Fauzan, putra almarhum H. Haviz Dt. Manindih, mengatakan tanah tersebut dibeli ayahnya pada 1970. Namun, proses pengurusan sertifikat dinilai tersendat karena nagari belum memberi persetujuan, meski batas-batas lahan sudah diakui para pemilik tanah yang bersebelahan.
“Tanah ini batas-batasnya sudah diakui oleh yang berjihat, yang bersepadan dengan tanah kita, setelah ditandatangani, namun pihak nagari belum bisa memberikan persetujuan atau tandatangan karena akan dimusyawarahkan dan dimufakatkan dengan tokoh masyarakat,” kata Fauzan, Kamis 30 April 2026, usai penentuan titik objek tanah bersama pihak terkait.

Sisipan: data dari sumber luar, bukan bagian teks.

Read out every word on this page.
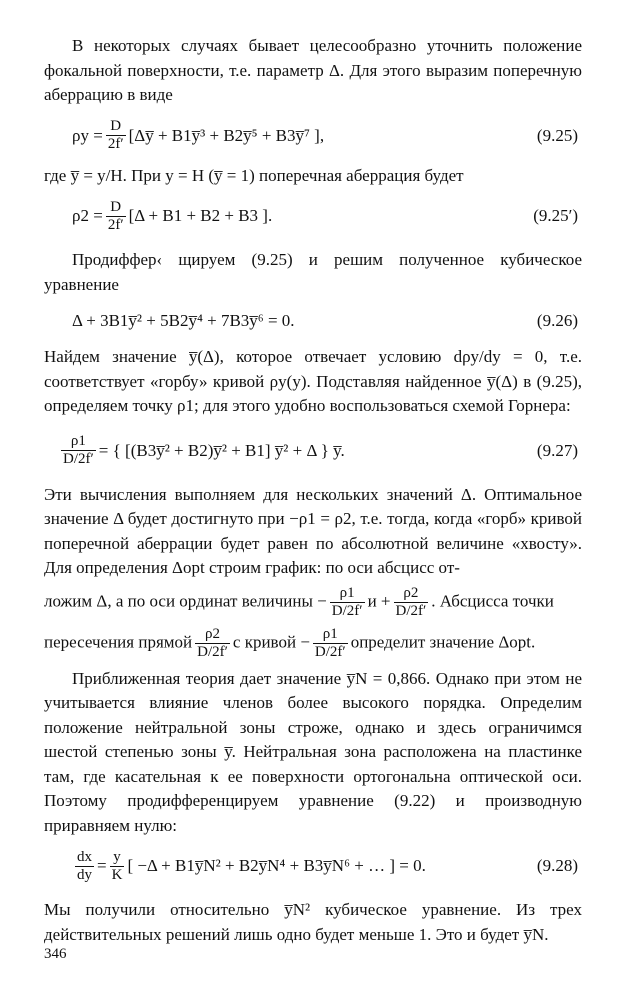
В некоторых случаях бывает целесообразно уточнить положение фокальной поверхности, т.е. параметр Δ. Для этого выразим поперечную аберрацию в виде

$\rho y = \frac{D}{2f'}$ [Δy̅ + B1y̅³ + B2y̅⁵ + B3y̅⁷ ],	(9.25)

где y̅ = y/H. При y = H (y̅ = 1) поперечная аберрация будет

$\rho 2 = \frac{D}{2f'} [\Delta + B1 + B2 + B3$ ].	(9.25′)

Продиффер‹ щируем (9.25) и решим полученное кубическое уравнение

Δ + 3B1y̅² + 5B2y̅⁴ + 7B3y̅⁶ = 0.	(9.26)

Найдем значение y̅(Δ), которое отвечает условию dρy/dy = 0, т.е. соответствует «горбу» кривой ρy(y). Подставляя найденное y̅(Δ) в (9.25), определяем точку ρ1; для этого удобно воспользоваться схемой Горнера:

$\frac{\rho 1}{D/2f'}$ = { [(B3y̅² + B2)y̅² + B1] y̅² + Δ } y̅.	(9.27)

Эти вычисления выполняем для нескольких значений Δ. Оптимальное значение Δ будет достигнуто при −ρ1 = ρ2, т.е. тогда, когда «горб» кривой поперечной аберрации будет равен по абсолютной величине «хвосту». Для определения Δopt строим график: по оси абсцисс от-

ложим Δ, а по оси ординат величины − $\frac{\rho 1}{D/2f'}$ $и + \frac{\rho 2}{D/2f'}$ . Абсцисса точки

пересечения прямой $\frac{\rho 2}{D/2f'}$ с кривой − $\frac{\rho 1}{D/2f'}$ определит значение Δopt.

Приближенная теория дает значение y̅N = 0,866. Однако при этом не учитывается влияние членов более высокого порядка. Определим положение нейтральной зоны строже, однако и здесь ограничимся шестой степенью зоны y̅. Нейтральная зона расположена на пластинке там, где касательная к ее поверхности ортогональна оптической оси. Поэтому продифференцируем уравнение (9.22) и производную приравняем нулю:

$\frac{dx}{dy} = \frac{y}{K}$ [ −Δ + B1y̅N² + B2y̅N⁴ + B3y̅N⁶ + … ] = 0.	(9.28)

Мы получили относительно y̅N² кубическое уравнение. Из трех действительных решений лишь одно будет меньше 1. Это и будет y̅N.

346
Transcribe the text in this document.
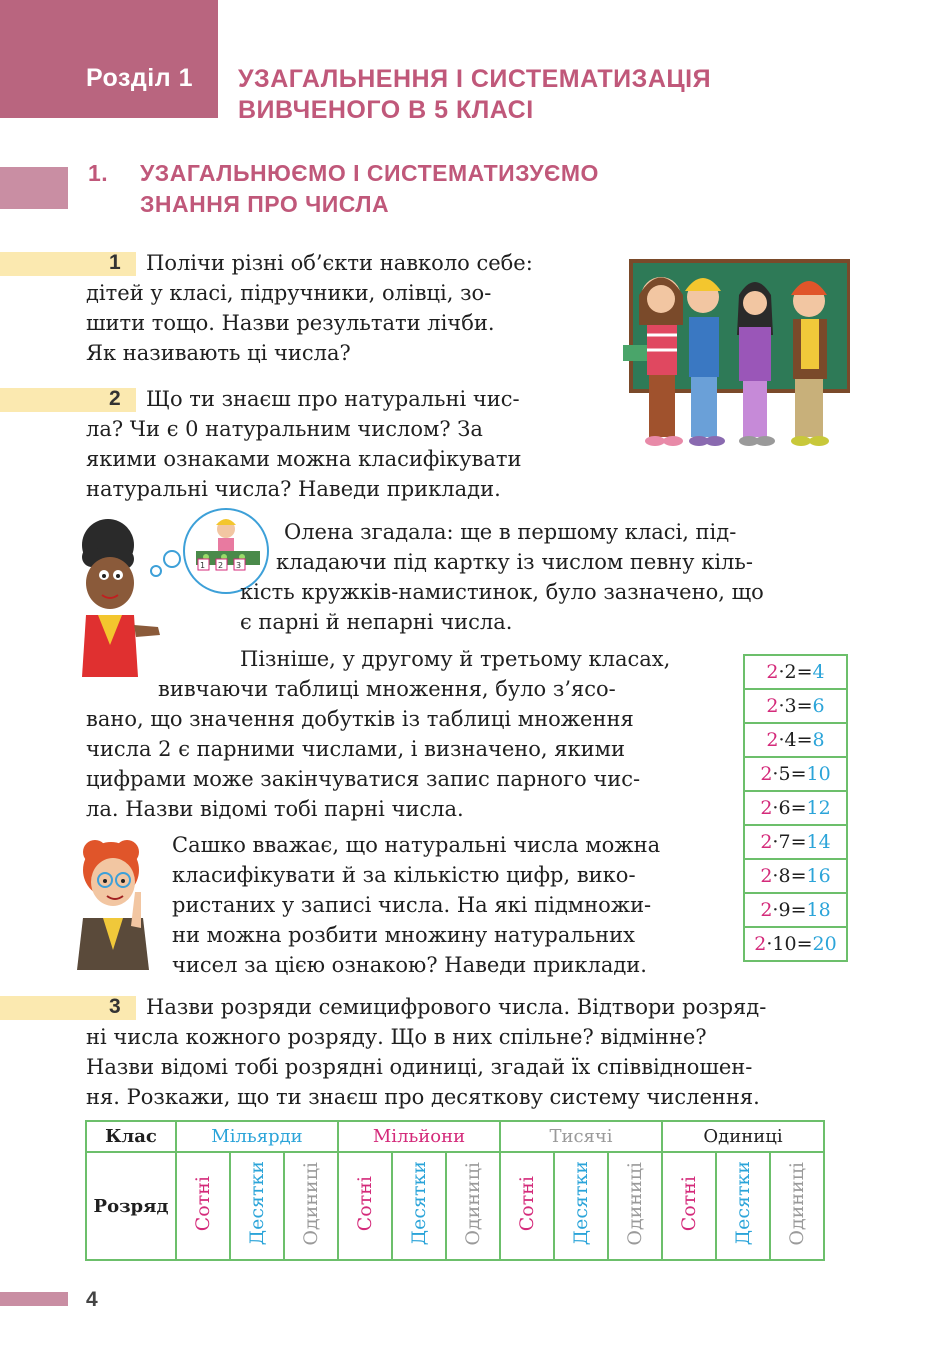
Розділ 1 УЗАГАЛЬНЕННЯ І СИСТЕМАТИЗАЦІЯ
ВИВЧЕНОГО В 5 КЛАСІ
1.	УЗАГАЛЬНЮЄМО І СИСТЕМАТИЗУЄМО
ЗНАННЯ ПРО ЧИСЛА
1	Полічи різні об’єкти навколо себе:
дітей у класі, підручники, олівці, зо-
шити тощо. Назви результати лічби.
Як називають ці числа?
2	Що ти знаєш про натуральні чис-
ла? Чи є 0 натуральним числом? За
якими ознаками можна класифікувати
натуральні числа? Наведи приклади.
1 2 3
Олена згадала: ще в першому класі, під-
кладаючи під картку із числом певну кіль-
кість кружків-намистинок, було зазначено, що
є парні й непарні числа.
Пізніше, у другому й третьому класах,
вивчаючи таблиці множення, було з’ясо-
вано, що значення добутків із таблиці множення
числа 2 є парними числами, і визначено, якими
цифрами може закінчуватися запис парного чис-
ла. Назви відомі тобі парні числа.
2·2=4
2·3=6
2·4=8
2·5=10
2·6=12
2·7=14
2·8=16
2·9=18
2·10=20
Сашко вважає, що натуральні числа можна
класифікувати й за кількістю цифр, вико-
ристаних у записі числа. На які підмножи-
ни можна розбити множину натуральних
чисел за цією ознакою? Наведи приклади.
3	Назви розряди семицифрового числа. Відтвори розряд-
ні числа кожного розряду. Що в них спільне? відмінне?
Назви відомі тобі розрядні одиниці, згадай їх співвідношен-
ня. Розкажи, що ти знаєш про десяткову систему числення.
Клас	Мільярди			Мільйони			Тисячі			Одиниці		
Розряд	Сотні	Десятки	Одиниці	Сотні	Десятки	Одиниці	Сотні	Десятки	Одиниці	Сотні	Десятки	Одиниці
4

Ia mengaku telah menunggu jawaban sejak sebelum Ramadan, tetapi hingga kini belum ada keputusan dari Walinagari Sungai Kamuyang.
“Sejak sebelum Ramadhan hingga saat ini, saya seperti dipingpong oleh pihak nagari karena tidak ada jawaban pasti. Saat meminta jawaban tertulis pun tidak diberikan, termasuk penegasan jika memang tanah tersebut bukan milik kami,” ujarnya.
Fauzan menyebut pihaknya memiliki bukti kepemilikan, termasuk kwitansi jual beli tanah. Ia juga menilai pengakuan dari pemilik lahan di sekeliling tanah itu memperkuat klaim keluarga.
“Kita ada kwitansi pada saat membeli tanah itu, dan ini diakui oleh orang-orang yang berbatasan tanahnya dengan tanah kita, di antaranya Julhijal, Muhammad Hidayat dan Kamia,” katanya.
Jika tetap tak ada penyelesaian, Fauzan mengatakan akan menempuh somasi, melapor ke Ombudsman, dan membawa perkara itu ke jalur hukum. Meski begitu, ia masih membuka ruang musyawarah.
“Rencananya kami akan melakukan somasi terhadap walinagari dan melaporkan ke Ombudsman serta menempuh jalur hukum, tapi tentu kalau bisa tetap kita upayakan jalan musyawarah dahulu,” ucapnya.
Fauzan menjelaskan, lahan itu selama ini dikelola masyarakat setempat, yakni Pak Kamia dan anak-anaknya. Keluarganya, kata dia, tetap menerima bagi hasil dari tanaman yang tumbuh di atas tanah tersebut.
“Selama ini tanah tersebut digarap oleh masyarakat bernama Pak Kamia dan anak-anaknya, dan kami selalu diberikan bagi hasil atas tanaman yang ditanam di atas tanah tersebut. Ini sudah berlangsung cukup lama, ada yang diantar ke Bukittinggi dan ada yang kami jemput,” ujar Fauzan.
Ia juga menuturkan bahwa selama lebih dari 30 tahun, Kamia dan keluarganya masih mengakui tanah itu milik keluarganya, bukan milik nagari.
“Lebih tiga puluh tahun, Pak Kamia dan anak-anak menggarap tanah tersebut masih mengakui milik kami, tidak ada yang mengakui itu tanah milik nagari,” tuturnya.
Hingga berita ini diturunkan, Walinagari Sungai Kamuyang, Isral, belum memberikan tanggapan meski telah dihubungi melalui pesan WhatsApp terkait persoalan tersebut.